Wickes profit down by almost a quarter as sector struggles
Profit at British DIY and home improvement retailer Wickes fell by almost a quarter over the past six months as sales slowed across the entire home improvement market.
The London-listed company, which is headquartered in Watford, reported an adjusted pre-tax profit of £23.4m during the six months ending 29 June, 2024, down just under 25 per cent from £31.1m in the same period last year.
However, the group’s statutory gross profit declined just 1.7 per cent to £289.7m, and statutory profit before tax rose 8.5 per cent to £22.9m.
Wickes reported revenue of £799.9m during its first half, which, although down around three per cent year on year, the company said was a positive result given the ailing demand across the sector.
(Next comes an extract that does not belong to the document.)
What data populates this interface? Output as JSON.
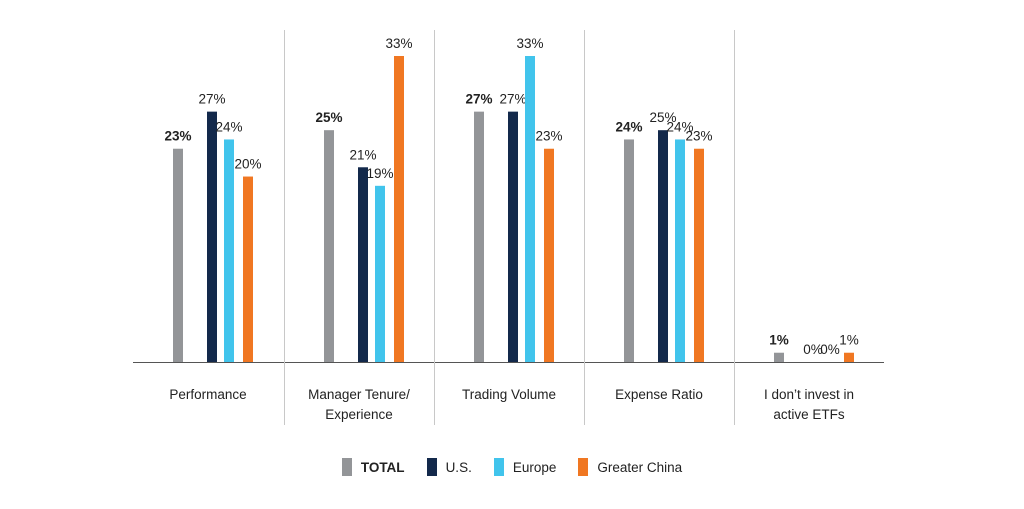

Its operational costs remained flat compared to the same period last year, driven by “planned management action” taken to mitigate the impact of inflation.
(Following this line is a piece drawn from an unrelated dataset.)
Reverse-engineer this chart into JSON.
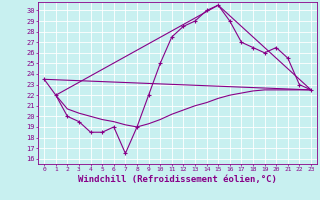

Even though sales slowed across the entire retail sector, the firm increased its market share, with particular gains in its decor, garden, tiles and flooring divisions.
It saw a particularly strong increase in sales of its lower-priced own-brand kitchens, which were up 19 per cent during the six months.
David Wood, chief executive of Wickes, said: “This first half performance is testament to the hard work of all our colleagues and demonstrates the strength of our balanced business model.
“We achieved further volume growth and record market share gains in Retail, with TradePro remaining a key differentiator.
“The market for design and Installation remained tough during the half and Wickes was not immune; nonetheless, we have seen a positive response to our value-led Wickes Lifestyle Kitchen range, which is growing strongly.
“We are on track for the remainder of the year and have been encouraged by trading at the start of the second half.
“Looking further ahead, our outstanding customer offer, proven growth levers and focus on cost control leave us well-placed within a home improvement market which continues to offer significant opportunities.”